排他的なナショナリズムが行き渡っていくのは、自民党だけのことではない。日本の右派と呼ばれている人たちが、きわめて差別的な嫌韓の姿勢を強めるのは、やはり二一世紀に入ってからだと思います。

たとえば昔の右翼って、僕も取材しましたけど、台湾や韓国とは、反共産主義の防波堤、反共の同志として、連帯していたわけです。いまではすごく排他的な運動をしている瀬戸弘幸という日本版ネオナチのような人がいて、街頭でハーケンクロイツを掲げてあちこちでデモをやり、あいちトリエンナーレ糾弾を支援し、僕や青木さんの批判などをブログに書いている。ところが彼は、若いころには韓国の農村開発運動――セマウル運動に参加していて、韓国に実際に出向いて農村で作業をやっていたんですよ。

右翼にとって韓国は同志だった

【安田】また、一部の右翼団体は、韓国で軍事訓練のマネゴトなんかをしていたわけです。つまり、右翼にとっては反共の同志として韓国が存在していた。そしてまた、かつては右翼の構成員に在日コリアンがいたことも事実です。

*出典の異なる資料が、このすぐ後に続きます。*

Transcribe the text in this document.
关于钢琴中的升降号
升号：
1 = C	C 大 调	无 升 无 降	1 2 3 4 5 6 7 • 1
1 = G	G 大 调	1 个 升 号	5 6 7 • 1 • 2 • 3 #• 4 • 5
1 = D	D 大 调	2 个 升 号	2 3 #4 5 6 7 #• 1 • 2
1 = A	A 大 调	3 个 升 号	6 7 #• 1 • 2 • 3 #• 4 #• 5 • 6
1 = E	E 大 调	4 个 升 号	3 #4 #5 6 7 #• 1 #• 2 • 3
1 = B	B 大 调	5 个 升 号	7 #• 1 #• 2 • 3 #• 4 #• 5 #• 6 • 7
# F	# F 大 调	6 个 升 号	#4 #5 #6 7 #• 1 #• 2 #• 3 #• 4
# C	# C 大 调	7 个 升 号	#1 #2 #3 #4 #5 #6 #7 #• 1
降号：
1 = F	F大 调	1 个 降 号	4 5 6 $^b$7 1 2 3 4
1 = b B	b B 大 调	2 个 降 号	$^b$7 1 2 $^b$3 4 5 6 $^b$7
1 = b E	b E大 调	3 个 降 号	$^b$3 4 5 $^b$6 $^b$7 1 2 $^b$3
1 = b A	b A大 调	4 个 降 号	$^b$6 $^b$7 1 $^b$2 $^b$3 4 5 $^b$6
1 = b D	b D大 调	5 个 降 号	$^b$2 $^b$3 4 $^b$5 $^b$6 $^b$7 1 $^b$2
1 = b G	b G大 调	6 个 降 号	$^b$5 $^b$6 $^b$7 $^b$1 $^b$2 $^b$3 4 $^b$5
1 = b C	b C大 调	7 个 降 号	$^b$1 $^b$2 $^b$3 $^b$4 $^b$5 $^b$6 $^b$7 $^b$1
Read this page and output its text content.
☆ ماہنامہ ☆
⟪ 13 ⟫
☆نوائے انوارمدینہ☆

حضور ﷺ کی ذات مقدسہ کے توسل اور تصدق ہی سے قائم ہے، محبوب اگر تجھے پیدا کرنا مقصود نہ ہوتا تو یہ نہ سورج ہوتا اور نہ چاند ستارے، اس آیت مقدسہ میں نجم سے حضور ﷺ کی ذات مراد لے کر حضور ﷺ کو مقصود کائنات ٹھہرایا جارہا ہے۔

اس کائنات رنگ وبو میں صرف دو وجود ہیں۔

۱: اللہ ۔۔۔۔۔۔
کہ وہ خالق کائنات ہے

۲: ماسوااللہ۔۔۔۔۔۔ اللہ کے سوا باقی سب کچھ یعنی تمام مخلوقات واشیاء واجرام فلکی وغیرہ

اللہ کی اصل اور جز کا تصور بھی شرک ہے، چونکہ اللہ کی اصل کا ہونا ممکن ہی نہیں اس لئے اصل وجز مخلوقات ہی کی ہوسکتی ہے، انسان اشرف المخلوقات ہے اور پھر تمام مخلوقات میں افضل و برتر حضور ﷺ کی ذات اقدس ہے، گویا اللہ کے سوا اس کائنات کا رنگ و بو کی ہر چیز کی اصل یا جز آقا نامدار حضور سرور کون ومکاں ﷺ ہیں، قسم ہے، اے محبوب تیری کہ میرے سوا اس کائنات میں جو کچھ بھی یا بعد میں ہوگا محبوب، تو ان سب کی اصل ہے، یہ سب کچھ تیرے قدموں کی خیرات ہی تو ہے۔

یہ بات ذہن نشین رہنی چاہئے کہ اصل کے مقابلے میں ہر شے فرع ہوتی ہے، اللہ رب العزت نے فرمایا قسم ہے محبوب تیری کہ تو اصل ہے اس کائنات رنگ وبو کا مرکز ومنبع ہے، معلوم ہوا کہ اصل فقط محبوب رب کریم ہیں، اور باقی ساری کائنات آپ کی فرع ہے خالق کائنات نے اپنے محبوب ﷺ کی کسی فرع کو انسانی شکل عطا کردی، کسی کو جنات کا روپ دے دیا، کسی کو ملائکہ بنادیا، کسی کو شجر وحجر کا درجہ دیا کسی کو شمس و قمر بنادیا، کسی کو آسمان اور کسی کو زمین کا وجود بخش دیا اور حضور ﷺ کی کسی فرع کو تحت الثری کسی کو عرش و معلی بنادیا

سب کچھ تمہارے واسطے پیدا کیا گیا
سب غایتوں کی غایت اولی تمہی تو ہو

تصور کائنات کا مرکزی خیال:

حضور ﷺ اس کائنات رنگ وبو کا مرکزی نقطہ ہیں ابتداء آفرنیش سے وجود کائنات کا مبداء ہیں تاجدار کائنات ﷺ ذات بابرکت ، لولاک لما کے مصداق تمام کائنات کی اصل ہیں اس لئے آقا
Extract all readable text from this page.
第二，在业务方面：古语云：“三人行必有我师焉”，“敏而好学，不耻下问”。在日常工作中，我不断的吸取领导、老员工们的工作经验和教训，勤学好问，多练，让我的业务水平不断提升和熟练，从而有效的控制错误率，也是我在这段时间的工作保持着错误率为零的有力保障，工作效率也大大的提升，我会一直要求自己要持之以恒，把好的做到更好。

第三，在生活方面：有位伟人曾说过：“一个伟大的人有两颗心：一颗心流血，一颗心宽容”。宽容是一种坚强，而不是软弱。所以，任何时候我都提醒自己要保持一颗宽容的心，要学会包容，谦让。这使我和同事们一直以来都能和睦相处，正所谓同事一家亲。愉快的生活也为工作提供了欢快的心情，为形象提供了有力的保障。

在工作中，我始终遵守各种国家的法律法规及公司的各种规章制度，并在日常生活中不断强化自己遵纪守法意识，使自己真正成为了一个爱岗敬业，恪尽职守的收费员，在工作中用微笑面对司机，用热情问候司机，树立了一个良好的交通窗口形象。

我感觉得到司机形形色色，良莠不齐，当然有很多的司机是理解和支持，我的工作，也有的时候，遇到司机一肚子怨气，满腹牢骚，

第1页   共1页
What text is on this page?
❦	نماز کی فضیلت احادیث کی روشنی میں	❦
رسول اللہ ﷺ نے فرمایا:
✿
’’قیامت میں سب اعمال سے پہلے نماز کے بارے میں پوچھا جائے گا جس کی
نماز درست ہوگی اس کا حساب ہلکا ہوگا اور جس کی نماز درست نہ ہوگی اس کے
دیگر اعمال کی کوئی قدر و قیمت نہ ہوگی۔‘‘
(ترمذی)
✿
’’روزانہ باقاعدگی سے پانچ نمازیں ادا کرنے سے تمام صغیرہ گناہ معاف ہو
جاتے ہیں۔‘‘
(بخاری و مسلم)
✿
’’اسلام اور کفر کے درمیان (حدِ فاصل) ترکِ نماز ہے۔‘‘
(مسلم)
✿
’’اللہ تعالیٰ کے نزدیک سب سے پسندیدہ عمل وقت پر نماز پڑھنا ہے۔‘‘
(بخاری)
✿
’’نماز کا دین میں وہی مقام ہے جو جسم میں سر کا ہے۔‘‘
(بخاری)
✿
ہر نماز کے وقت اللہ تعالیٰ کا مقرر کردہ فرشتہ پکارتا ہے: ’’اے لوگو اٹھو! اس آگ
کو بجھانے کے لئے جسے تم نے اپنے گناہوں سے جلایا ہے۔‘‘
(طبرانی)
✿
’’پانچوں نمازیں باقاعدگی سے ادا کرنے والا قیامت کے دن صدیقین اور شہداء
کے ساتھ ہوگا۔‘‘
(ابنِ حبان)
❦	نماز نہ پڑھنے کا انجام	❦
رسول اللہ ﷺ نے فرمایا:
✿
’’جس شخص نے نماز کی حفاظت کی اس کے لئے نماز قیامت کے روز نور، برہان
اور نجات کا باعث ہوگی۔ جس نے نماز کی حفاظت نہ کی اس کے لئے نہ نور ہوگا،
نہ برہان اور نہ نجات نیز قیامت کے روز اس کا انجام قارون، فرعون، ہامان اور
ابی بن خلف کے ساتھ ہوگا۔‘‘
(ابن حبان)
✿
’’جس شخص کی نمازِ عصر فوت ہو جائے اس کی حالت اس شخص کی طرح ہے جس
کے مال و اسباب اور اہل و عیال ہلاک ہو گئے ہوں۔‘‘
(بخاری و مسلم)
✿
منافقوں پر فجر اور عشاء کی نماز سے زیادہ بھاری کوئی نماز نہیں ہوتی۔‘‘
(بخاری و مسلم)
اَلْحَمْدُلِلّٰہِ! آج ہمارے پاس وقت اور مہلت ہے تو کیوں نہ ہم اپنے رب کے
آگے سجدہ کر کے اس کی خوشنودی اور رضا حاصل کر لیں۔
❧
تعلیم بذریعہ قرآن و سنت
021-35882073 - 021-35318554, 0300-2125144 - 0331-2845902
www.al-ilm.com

僕はある右翼団体の幹部に聞いたことがあります。「なんでいま反韓・嫌韓なんですか?」と。いまや右翼団体もそのへんのネトウヨと思想そのものが変わらなくなっているから、「昔は韓国とは、反共の同志だと言って、がっちり手を握っていたじゃないですか」とくと、「そのとおりだ。じつは韓国が文民政権になってからパイプがなくなった」という答えが返ってきました。

つまり日本の右翼が向き合ってきた相手は韓国の一般庶民ではなく、軍や情報機関の人間だったんです。日本の陸士上がりの軍人なんかが韓国のなかにけっこういたんですよね。